Work Item Tracking

Work Item Tracking


  • Understanding Work Items

  • Using Team Explorer to Manage Work Items

  • Understanding Team Role Perspectives

  • Customizing Work Items

The process of developing software on a team can be as difficult as writing the actual code. Developers want to be free to focus on writing great code. Clients, project sponsors, project managers, testers, architects, even other developers, on the other hand, are all interested in tracking the progress of that code and determining the overall state of the project. Keeping everyone in the loop requires time-consuming meetings. These meetings generate reports that are often out of sync with what is really happening before the target audience has a chance to review them.
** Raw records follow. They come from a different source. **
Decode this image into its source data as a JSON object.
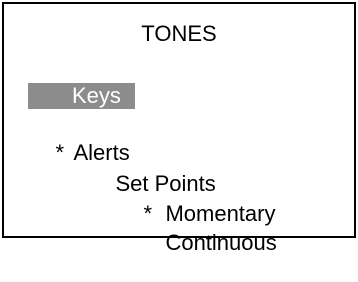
{
  "screen": {
    "title": "TONES",
    "menu": [
      {
        "label": "Keys",
        "marker": "",
        "selected": true
      },
      {
        "label": "Alerts",
        "marker": "*",
        "selected": false
      },
      {
        "label": "Set Points",
        "marker": "",
        "selected": false
      },
      {
        "label": "Momentary",
        "marker": "*",
        "selected": false
      },
      {
        "label": "Continuous",
        "marker": "",
        "selected": false
      }
    ],
    "colors": {
      "highlight": "#8c8c8c",
      "foreground": "#000000",
      "background": "#ffffff"
    }
  }
}
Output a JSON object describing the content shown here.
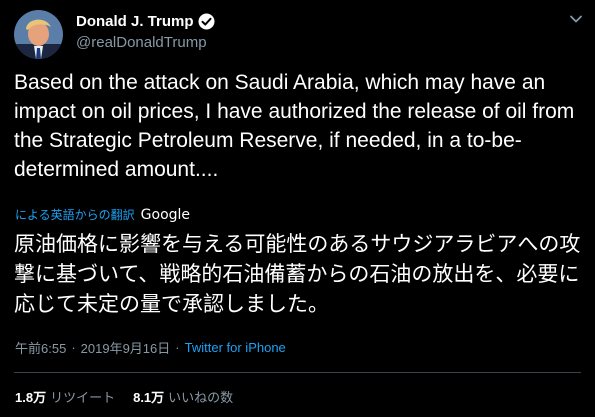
{
  "colors": {
    "background": "#000000",
    "text": "#ffffff",
    "secondary": "#8899a6",
    "link": "#1da1f2"
  },
  "author": {
    "display_name": "Donald J. Trump",
    "handle": "@realDonaldTrump",
    "verified": true,
    "avatar_icon": "avatar-image",
    "verified_icon": "verified-badge-icon",
    "menu_icon": "chevron-down-icon"
  },
  "tweet": {
    "text": "Based on the attack on Saudi Arabia, which may have an impact on oil prices, I have authorized the release of oil from the Strategic Petroleum Reserve, if needed, in a to-be-determined amount....",
    "translation_label": "による英語からの翻訳",
    "translation_provider": "Google",
    "translated_text": "原油価格に影響を与える可能性のあるサウジアラビアへの攻撃に基づいて、戦略的石油備蓄からの石油の放出を、必要に応じて未定の量で承認しました。"
  },
  "meta": {
    "time": "午前6:55",
    "separator": "·",
    "date": "2019年9月16日",
    "source": "Twitter for iPhone"
  },
  "stats": {
    "retweets_count": "1.8万",
    "retweets_label": "リツイート",
    "likes_count": "8.1万",
    "likes_label": "いいねの数"
  }
}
A similar challenge is getting actual, meaningful metrics. This can be problematic at best. Project managers are often left to interpret the ramblings of team members as they take turns reporting their progress in weekly meetings. This data, by its very nature, represents only a small view of reality on the project. Therefore, in the absence of real statistical measures, a divide begins to open between what is happening on a project and what is being reported.

Many software development shops have become good at managing this divide. They become better and better at estimating, reporting, and tracking progress. To do so, they have implemented methodologies such as RUP, MSF, CMMI, eXtreme programming, and so on. These methodologies have been an important part of maturing the software development process. However, the tools to support these methodologies within a development platform have been lacking, too expensive, not cohesive, or all the above.

With Team Foundation Server and work items, Microsoft is addressing the desire for developers to get back to writing great code while still giving other team members the information they need. This chapter covers work items in depth. It presents work items from the perspective of various team members in the Software Development Life Cycle (SDLC).

We then explore the tools built into Visual Studio 2005 for working with and customizing work items.


Review Chapter 17, "Team Collaboration and Visual Studio Team System," for a better understanding of the methodologies that ship with TFS. This chapter focuses specifically on work items and how they relate to the development process and Visual Studio 2005. Where appropriate, we discuss work items in context with MSF Agile and CMMI. However, work items are only part of the overall methodology picture.

When you define a project website, Team System creates pages that define process guidance around the selected methodology. These pages are required reading and can provide a quick reference if you ever lose your context within the methodology.